Union fires broadside at worker shortage claims

A union has hit out at horticulture businesses who complain about worker shortages, saying the problem is caused by low wages.

Hawke's Bay apple growers have said they may have to leave fruit on the tree because of a lack of workers.

They want the Government to declare a seasonal labour shortage to loosen rules around hiring overseas labour.

Paul Paynter from Yummy Fruit said the industry could lose tens of millions of dollars' worth of apples if they can't find the help. 

"I honestly  think we're going to leave some fruit on the trees this year," he said.

"We'll prioritise the ones of the highest value and quality, maybe as an industry we could leave 50 - 60 million dollars' worth of apples on the trees if we can't find the people to harvest it," said Mr Paynter.
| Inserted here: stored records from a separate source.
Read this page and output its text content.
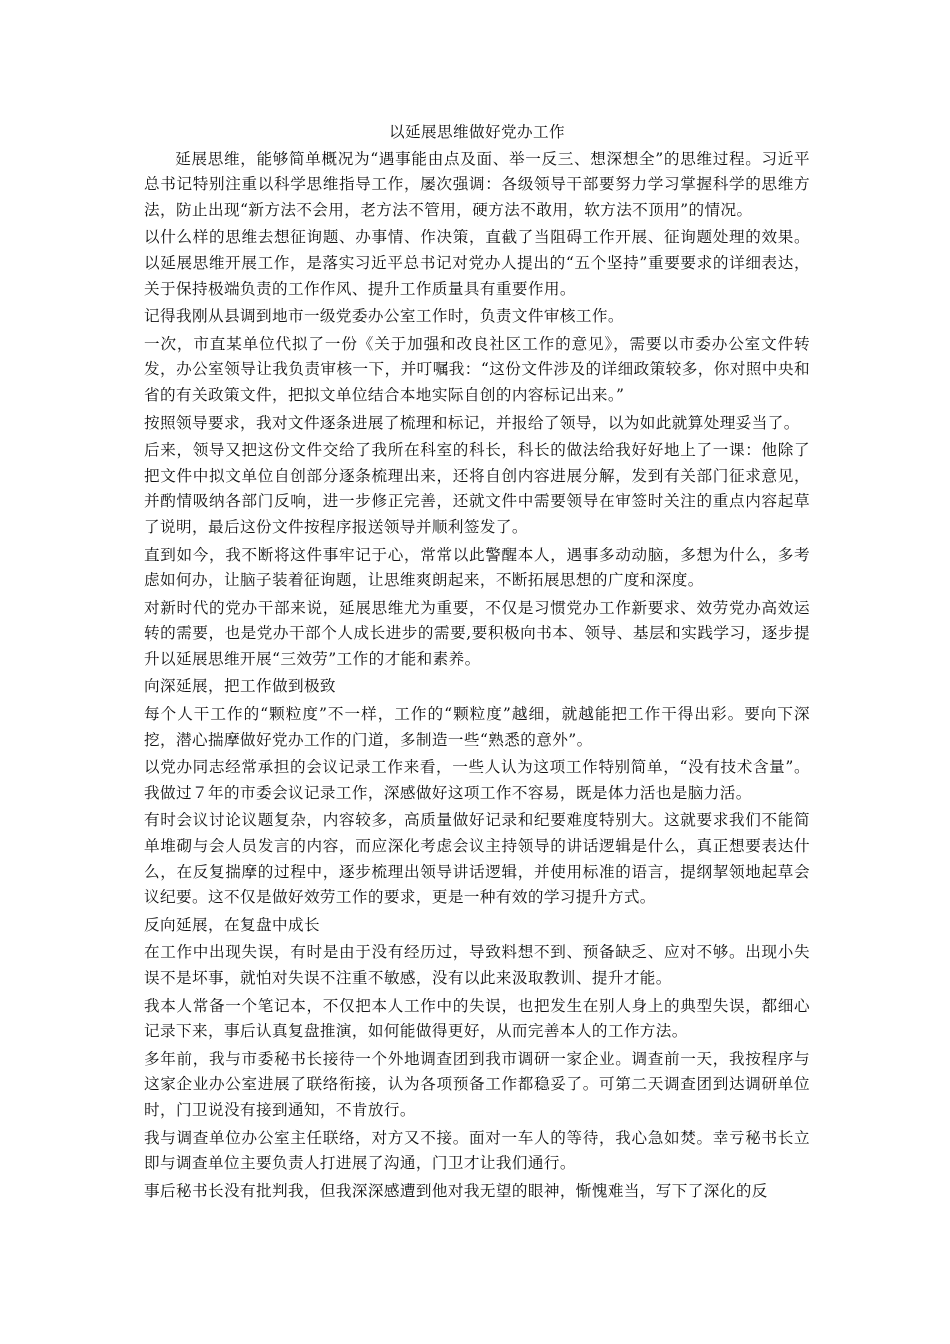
以延展思维做好党办工作
延展思维，能够简单概况为“遇事能由点及面、举一反三、想深想全”的思维过程。习近平总书记特别注重以科学思维指导工作，屡次强调：各级领导干部要努力学习掌握科学的思维方法，防止出现“新方法不会用，老方法不管用，硬方法不敢用，软方法不顶用”的情况。
以什么样的思维去想征询题、办事情、作决策，直截了当阻碍工作开展、征询题处理的效果。以延展思维开展工作，是落实习近平总书记对党办人提出的“五个坚持”重要要求的详细表达，关于保持极端负责的工作作风、提升工作质量具有重要作用。
记得我刚从县调到地市一级党委办公室工作时，负责文件审核工作。
一次，市直某单位代拟了一份《关于加强和改良社区工作的意见》，需要以市委办公室文件转发，办公室领导让我负责审核一下，并叮嘱我：“这份文件涉及的详细政策较多，你对照中央和省的有关政策文件，把拟文单位结合本地实际自创的内容标记出来。”
按照领导要求，我对文件逐条进展了梳理和标记，并报给了领导，以为如此就算处理妥当了。
后来，领导又把这份文件交给了我所在科室的科长，科长的做法给我好好地上了一课：他除了把文件中拟文单位自创部分逐条梳理出来，还将自创内容进展分解，发到有关部门征求意见，并酌情吸纳各部门反响，进一步修正完善，还就文件中需要领导在审签时关注的重点内容起草了说明，最后这份文件按程序报送领导并顺利签发了。
直到如今，我不断将这件事牢记于心，常常以此警醒本人，遇事多动动脑，多想为什么，多考虑如何办，让脑子装着征询题，让思维爽朗起来，不断拓展思想的广度和深度。
对新时代的党办干部来说，延展思维尤为重要，不仅是习惯党办工作新要求、效劳党办高效运转的需要，也是党办干部个人成长进步的需要,要积极向书本、领导、基层和实践学习，逐步提升以延展思维开展“三效劳”工作的才能和素养。
向深延展，把工作做到极致
每个人干工作的“颗粒度”不一样，工作的“颗粒度”越细，就越能把工作干得出彩。要向下深挖，潜心揣摩做好党办工作的门道，多制造一些“熟悉的意外”。
以党办同志经常承担的会议记录工作来看，一些人认为这项工作特别简单，“没有技术含量”。我做过７年的市委会议记录工作，深感做好这项工作不容易，既是体力活也是脑力活。
有时会议讨论议题复杂，内容较多，高质量做好记录和纪要难度特别大。这就要求我们不能简单堆砌与会人员发言的内容，而应深化考虑会议主持领导的讲话逻辑是什么，真正想要表达什么，在反复揣摩的过程中，逐步梳理出领导讲话逻辑，并使用标准的语言，提纲挈领地起草会议纪要。这不仅是做好效劳工作的要求，更是一种有效的学习提升方式。
反向延展，在复盘中成长
在工作中出现失误，有时是由于没有经历过，导致料想不到、预备缺乏、应对不够。出现小失误不是坏事，就怕对失误不注重不敏感，没有以此来汲取教训、提升才能。
我本人常备一个笔记本，不仅把本人工作中的失误，也把发生在别人身上的典型失误，都细心记录下来，事后认真复盘推演，如何能做得更好，从而完善本人的工作方法。
多年前，我与市委秘书长接待一个外地调查团到我市调研一家企业。调查前一天，我按程序与这家企业办公室进展了联络衔接，认为各项预备工作都稳妥了。可第二天调查团到达调研单位时，门卫说没有接到通知，不肯放行。
我与调查单位办公室主任联络，对方又不接。面对一车人的等待，我心急如焚。幸亏秘书长立即与调查单位主要负责人打进展了沟通，门卫才让我们通行。
事后秘书长没有批判我，但我深深感遭到他对我无望的眼神，惭愧难当，写下了深化的反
Bostock growers labour development manager Vikki Garrett said the need is urgent.

"We need to have these people helping us get the fruit off the trees," she said.

However FIRST Union General Secretary Dennis Maga claims worker shortages are due to low pay.

"There's a reason no one wants to work in these jobs, their time isn't worth the money and they often cannot afford to live on what some of these businesses choose to offer," he said.

He cited horticulture as an example of a sector which has the money to pay.

"Horticulture is one of our highest export earners," he said.

"If you want people to do the work, pay them fairly, pay them what they're worth to you and stop crying out for migrant workers to exploit."

He said New Zealanders are hard workers and they will do the work, as long as they feel it's fair pay for the work.

"It's important that we red-flag companies that claim to have a worker shortage to ensure they're not exploiting migrants due to their low pay not attracting workers who already live here."